Gopalnath succeeded in lending an ideal dose of hipness to South Indian classical

Then happened a crucial change of phase that, in a way, has a grand Kerala connection. Multifaceted maestro T V Gopalakrishnan, a Chennaiite with family moorings in Tripunithura south of Kochi, spotted Gopalnath’s talent and chose to tutor him in a big way. Gopalakrishnan, who was brought up in downtown Ernakulam and is known for his vocals that owe to the sturdy style of his iconic guru Chembai Vaidyanatha Bhagavatar, virtually took Kadri under his wings. That stint, as the saxophonist would himself recount in numerous occasions later, enabled his rise as a musician. In fact, his maiden Carnatic kacheri was for the Chembai Memorial Trust.

The experimental attitude that TVG (as 87-year-old Gopalakrishnan is called fondly) has had a deep effect in Kadri’s music. Not to be ignored, Sangita Kalanidhi TVG’s improvisation-powered singing is unmistakably an update on Chembai (1896-1974) who lived a Keralite all his life despite the trend of Carnatic musicians moving out of their place to settle in Chennai, the capital of south Indian classical.

Kadri turned yet another milestone soon in 1980 when Californian musician John Handy heard him play at the Bombay Jazz Festival and invited the saxophonist to join him in the US. That triggered the start of a string of tours for Gopalnath, enriching crowds across continents with the idea of Carnatic jamming well with jazz. Such encounters also led to Kadri cutting discs in collaboration with westerners, coming out with audio-video records across genres and associating with cinema scores back in India.

Such engagements no way meant a dissociation from Carnatic. The oscillatory microtone, he knew, was so integral to south Indian classical, but Kadri only rose in that field to become a titan despite the innate incapacity of the saxophone to generate the Carnatic gamaka. Far from taking that as a handicap, the instrumentalist went on to make waves by treading a path that not only propelled his career but gifted the idiom with a sensibility high on free spirit. Kadri’s jugalbandi one-on-one with Hindustani maestros upcountry, most regularly with flautist Ronu Majumdar, had been a bit hit.

That way, it is only ironical that The Oxford Encyclopaedia of the Music of India makes no reference to Kadri or the saxophone. Across its close to 3,500 pages, the pioneering instrumentalist who decorated the country’s audio scape with a unique service is conspicuous by his absence.
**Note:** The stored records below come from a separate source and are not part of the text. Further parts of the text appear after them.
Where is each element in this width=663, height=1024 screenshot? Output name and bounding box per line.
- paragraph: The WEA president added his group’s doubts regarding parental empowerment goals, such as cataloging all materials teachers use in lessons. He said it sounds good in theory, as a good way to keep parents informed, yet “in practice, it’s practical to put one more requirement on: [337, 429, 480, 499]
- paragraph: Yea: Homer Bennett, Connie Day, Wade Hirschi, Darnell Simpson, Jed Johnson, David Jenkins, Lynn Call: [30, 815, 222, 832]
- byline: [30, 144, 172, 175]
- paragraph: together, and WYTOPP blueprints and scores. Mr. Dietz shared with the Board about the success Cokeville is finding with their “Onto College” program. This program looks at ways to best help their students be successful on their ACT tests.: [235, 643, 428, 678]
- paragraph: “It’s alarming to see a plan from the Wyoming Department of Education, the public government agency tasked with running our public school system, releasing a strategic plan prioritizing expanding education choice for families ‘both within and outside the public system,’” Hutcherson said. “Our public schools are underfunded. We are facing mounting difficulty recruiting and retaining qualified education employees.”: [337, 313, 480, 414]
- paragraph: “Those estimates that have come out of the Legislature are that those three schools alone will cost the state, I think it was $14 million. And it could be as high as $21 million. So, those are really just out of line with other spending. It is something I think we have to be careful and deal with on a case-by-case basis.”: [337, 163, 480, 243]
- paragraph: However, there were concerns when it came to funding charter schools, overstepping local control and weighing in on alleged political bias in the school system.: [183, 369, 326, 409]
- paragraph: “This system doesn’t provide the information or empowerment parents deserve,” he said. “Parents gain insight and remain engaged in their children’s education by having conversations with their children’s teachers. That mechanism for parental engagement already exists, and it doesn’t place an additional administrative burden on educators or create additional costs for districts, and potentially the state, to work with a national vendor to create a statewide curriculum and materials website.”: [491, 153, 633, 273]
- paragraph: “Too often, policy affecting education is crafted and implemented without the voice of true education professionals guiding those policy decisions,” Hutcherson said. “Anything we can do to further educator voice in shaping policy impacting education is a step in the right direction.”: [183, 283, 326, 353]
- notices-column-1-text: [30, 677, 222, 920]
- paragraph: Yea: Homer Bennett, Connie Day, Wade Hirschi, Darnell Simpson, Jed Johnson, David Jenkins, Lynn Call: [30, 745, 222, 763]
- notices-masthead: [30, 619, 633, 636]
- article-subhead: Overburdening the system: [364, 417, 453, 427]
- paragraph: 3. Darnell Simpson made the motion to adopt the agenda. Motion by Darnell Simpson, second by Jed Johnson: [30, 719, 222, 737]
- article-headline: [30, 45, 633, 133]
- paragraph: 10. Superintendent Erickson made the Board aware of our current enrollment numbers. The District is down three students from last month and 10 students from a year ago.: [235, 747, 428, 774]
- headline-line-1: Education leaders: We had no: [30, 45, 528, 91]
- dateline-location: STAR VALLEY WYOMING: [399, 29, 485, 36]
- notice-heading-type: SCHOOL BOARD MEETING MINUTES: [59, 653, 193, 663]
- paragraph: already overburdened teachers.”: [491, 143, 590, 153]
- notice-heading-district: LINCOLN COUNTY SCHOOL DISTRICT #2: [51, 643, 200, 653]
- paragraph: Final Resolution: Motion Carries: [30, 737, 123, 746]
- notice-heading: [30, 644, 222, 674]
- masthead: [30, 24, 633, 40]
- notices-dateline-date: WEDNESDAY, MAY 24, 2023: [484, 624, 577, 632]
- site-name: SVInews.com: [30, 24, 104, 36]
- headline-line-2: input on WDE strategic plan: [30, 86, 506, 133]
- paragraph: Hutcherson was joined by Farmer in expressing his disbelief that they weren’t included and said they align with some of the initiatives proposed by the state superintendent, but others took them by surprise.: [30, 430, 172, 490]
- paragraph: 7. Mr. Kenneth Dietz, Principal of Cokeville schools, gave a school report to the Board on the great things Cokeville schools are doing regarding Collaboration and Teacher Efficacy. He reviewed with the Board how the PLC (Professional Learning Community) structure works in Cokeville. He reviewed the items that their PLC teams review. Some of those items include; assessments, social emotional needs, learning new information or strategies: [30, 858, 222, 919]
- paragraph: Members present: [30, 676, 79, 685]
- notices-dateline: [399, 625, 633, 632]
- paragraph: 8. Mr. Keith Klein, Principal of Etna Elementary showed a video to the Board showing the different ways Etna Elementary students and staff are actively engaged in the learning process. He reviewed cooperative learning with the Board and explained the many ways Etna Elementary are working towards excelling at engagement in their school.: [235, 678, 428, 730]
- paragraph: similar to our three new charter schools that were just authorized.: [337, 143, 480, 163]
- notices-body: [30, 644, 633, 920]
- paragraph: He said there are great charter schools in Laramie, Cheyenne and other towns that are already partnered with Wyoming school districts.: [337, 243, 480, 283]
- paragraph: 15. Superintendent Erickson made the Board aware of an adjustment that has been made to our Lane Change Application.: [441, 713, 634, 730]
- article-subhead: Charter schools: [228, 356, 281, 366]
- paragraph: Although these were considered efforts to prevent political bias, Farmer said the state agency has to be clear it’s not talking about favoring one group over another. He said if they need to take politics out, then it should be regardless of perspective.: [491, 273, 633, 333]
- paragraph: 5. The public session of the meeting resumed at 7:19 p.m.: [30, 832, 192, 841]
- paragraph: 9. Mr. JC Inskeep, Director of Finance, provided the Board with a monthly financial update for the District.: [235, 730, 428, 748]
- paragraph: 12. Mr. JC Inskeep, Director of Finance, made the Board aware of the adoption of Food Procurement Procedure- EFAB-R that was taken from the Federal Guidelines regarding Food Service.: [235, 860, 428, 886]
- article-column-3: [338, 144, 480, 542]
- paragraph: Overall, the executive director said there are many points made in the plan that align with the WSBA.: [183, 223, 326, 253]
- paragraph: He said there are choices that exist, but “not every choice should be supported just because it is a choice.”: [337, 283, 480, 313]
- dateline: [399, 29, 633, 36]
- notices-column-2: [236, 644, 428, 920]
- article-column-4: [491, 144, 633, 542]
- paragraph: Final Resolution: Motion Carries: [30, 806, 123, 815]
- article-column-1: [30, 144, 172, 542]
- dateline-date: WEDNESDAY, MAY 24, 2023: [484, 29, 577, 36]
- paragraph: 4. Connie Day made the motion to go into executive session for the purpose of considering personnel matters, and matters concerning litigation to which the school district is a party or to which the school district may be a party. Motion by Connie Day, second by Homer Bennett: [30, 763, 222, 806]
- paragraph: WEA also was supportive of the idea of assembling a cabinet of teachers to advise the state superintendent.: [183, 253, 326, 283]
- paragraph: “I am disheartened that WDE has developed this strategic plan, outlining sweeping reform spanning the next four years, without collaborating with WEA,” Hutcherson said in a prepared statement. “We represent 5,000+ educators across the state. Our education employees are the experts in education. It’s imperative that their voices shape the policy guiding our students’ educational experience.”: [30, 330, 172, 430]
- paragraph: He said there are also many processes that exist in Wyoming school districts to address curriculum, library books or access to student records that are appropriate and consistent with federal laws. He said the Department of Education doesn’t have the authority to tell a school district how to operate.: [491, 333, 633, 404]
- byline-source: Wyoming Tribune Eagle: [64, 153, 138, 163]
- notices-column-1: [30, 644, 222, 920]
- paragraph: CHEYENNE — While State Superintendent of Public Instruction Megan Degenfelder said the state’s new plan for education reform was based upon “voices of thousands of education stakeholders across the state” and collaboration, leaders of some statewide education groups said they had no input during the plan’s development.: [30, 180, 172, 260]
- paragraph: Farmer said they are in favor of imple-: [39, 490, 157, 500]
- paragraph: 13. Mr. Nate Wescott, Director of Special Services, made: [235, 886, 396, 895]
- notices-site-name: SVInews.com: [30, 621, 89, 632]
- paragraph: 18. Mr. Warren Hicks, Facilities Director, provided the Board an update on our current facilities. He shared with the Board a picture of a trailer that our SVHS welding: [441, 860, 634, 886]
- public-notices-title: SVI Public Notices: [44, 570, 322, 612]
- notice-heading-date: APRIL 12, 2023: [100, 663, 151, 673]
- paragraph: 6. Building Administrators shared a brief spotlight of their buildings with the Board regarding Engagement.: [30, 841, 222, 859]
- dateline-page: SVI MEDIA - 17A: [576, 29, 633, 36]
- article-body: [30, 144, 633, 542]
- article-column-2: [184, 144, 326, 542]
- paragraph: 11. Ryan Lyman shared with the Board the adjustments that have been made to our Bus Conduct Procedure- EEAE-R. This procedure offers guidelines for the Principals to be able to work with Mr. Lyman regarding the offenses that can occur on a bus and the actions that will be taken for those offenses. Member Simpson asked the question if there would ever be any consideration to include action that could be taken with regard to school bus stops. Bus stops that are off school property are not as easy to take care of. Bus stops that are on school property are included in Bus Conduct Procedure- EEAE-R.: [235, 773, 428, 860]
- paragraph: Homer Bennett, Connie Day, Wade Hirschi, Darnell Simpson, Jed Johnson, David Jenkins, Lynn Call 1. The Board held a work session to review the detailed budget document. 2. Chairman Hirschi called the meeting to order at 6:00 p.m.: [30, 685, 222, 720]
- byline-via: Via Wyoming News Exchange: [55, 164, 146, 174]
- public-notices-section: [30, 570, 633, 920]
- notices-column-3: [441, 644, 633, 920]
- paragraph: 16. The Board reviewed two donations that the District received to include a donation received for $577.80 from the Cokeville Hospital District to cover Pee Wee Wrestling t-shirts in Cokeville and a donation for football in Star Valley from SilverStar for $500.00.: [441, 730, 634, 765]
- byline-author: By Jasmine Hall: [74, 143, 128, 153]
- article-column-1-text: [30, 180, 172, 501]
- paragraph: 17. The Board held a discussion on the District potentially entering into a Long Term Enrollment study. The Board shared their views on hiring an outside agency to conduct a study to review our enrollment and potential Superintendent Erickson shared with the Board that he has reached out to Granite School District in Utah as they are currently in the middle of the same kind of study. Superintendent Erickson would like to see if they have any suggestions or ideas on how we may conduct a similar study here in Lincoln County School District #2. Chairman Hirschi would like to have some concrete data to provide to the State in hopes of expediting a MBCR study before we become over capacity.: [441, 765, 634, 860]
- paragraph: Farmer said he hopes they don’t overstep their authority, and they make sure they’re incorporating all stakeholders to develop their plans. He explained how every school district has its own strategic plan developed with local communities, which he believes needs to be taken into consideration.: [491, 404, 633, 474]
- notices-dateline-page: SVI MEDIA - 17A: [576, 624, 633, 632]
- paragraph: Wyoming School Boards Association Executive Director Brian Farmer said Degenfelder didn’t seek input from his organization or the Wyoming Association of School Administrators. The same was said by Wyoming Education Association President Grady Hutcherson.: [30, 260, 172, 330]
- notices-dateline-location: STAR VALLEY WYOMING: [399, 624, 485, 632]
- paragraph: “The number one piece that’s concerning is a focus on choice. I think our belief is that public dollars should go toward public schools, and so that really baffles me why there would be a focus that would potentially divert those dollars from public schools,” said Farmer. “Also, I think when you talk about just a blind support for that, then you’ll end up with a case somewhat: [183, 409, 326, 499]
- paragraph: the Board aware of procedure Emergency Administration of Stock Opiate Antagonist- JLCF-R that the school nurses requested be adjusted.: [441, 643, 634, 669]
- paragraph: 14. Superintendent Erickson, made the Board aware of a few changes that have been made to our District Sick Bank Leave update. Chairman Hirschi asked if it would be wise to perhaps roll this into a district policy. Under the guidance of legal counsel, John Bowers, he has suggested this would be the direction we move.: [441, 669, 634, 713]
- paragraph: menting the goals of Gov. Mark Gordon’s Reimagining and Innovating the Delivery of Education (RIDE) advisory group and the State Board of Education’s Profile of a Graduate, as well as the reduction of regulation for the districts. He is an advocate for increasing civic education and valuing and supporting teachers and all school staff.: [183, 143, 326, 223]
Kadri died on October 11, 2019, at the age of 69. The family continues with the music legacy what with one of his sons, Manikanta Kadri, being a composer-singer. More importantly, Carnatic music today does have its set of saxophonists trying their best to bring out the aesthetics of the idiom. Looked in a way, that is a subgenre of sorts, thanks profusely to the one and only Kadri Gopalnath.